It seems obvious that I could not have written my impressions of this book before reading it, but to astrophysicist Sean Carroll, of the California Institute of Technology in Pasadena, there’s something profoundly strange about that. Why, he asks, can we move in any direction in space, whereas time only shuttles us from the past into the future? The key to understanding time’s one-way arrow, according to Carroll, is the second law of thermodynamics, which insists that entropy, a measure of disorder in a complex system of objects, inexorably increases with time. Put more succinctly: you can’t unscramble an egg, even though there’s no law of physics prohibiting each atom in the scramble from spontaneously returning to its proper place in the shell. It’s just supremely unlikely.
Paradoxically, when you look at a single particle, time actually is reversible, for all intents and purposes. Imagine a billiard ball caroming off the side of a pool table: you couldn’t tell whether a film of the collision is playing forward or backward. Clearly, the same is not true for complex systems. A film of a cue ball breaking a formation of fifteen colored balls is readily distinguishable from the reverse: fifteen colored balls assembling into a perfect triangle and spitting a single white one out of their apex. While the latter scenario is physically possible, it is vanishingly improbable—there are a gazillion ways a cue could break the colored balls, but only one arrangement of the velocities of the colored balls that could bring them to a stop in triangle formation. Time, in other words, flows in the direction of maximum statistical likelihood.
Recognizing the second law in action, however, is just the beginning of understanding time, which is why Carroll has written more than 400 pages on the subject. Since the entropy of the universe has been increasing for more than 14 billion years, it must have been in an exquisitely uniform—some astrophysicists would say “orderly”—state at the time of the big bang. But how could that be, Carroll asks, if, at the atomic level at least, time can roll backward just as easily as it can roll forward? And where is all the entropy leading? Will the universe continue to become more and more diffuse and disordered until the stars all burn out, the galaxies dissipate, and the whole thing becomes cold and lifeless?
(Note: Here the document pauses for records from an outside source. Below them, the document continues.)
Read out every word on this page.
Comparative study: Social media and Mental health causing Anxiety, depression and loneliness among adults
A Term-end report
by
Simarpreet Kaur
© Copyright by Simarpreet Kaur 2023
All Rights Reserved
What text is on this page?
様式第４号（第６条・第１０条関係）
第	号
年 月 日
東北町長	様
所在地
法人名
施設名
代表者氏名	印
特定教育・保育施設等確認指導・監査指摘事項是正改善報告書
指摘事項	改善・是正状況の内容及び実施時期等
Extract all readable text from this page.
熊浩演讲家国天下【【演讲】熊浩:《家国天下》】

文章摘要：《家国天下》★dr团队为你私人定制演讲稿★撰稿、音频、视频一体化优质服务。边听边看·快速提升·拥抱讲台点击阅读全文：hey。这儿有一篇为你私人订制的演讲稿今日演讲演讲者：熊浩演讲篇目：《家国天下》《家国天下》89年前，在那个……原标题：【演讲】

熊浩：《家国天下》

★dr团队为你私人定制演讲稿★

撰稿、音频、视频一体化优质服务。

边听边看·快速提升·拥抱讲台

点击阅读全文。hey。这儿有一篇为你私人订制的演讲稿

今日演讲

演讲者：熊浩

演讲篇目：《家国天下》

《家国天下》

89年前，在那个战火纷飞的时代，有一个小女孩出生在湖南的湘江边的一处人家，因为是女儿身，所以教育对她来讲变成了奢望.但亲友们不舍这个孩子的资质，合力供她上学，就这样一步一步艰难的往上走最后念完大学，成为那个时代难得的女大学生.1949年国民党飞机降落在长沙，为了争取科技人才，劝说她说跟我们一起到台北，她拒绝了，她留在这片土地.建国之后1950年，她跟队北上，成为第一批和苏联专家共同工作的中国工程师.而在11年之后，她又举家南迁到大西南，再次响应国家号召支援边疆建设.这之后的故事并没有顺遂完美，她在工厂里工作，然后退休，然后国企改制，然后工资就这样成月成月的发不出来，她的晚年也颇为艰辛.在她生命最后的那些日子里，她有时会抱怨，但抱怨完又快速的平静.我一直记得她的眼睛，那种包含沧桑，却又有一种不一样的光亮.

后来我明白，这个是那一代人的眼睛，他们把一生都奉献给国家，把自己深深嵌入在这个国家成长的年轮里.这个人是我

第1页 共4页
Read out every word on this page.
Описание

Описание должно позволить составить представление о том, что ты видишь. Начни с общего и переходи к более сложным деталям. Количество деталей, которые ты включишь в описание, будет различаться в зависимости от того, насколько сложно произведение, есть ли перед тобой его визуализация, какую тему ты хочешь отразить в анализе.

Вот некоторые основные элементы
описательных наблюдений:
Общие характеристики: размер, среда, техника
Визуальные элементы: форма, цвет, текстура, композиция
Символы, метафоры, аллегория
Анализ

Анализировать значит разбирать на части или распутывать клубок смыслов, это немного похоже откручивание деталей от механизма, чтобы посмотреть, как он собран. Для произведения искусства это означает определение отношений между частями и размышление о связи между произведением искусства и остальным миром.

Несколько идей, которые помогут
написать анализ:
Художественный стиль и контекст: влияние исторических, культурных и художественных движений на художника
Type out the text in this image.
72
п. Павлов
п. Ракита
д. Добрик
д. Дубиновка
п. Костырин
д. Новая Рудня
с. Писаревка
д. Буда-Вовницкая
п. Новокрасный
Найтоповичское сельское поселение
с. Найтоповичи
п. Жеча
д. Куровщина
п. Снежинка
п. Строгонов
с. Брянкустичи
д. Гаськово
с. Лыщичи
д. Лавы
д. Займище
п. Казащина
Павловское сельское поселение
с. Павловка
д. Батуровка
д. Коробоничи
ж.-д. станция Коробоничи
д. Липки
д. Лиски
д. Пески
The simple answer to all those questions is that we don’t know for sure. But Carroll is not one for simple answers. He examines his subject from a variety of viewpoints, writing clearly and expressively about the temporal implications of black holes, time machines, and theories of the expanding universe. He quotes liberally from such literary lights as Marcel Proust, T.S. Eliot, and the playwright Tom Stoppard. But despite its avoidance of equations, From Eternity to Here is not a book for the mathematically faint of heart. It presupposes a patient reader who is willing and able to follow some pretty complex logical and philosophical arguments. Still, it is one of the most lucid popular overviews of modern theoretical cosmology that I have read in recent years. And though you may not come away from it knowing exactly why you read the book from start to finish rather than the other way around, you will doubtless regard the experience as time well spent.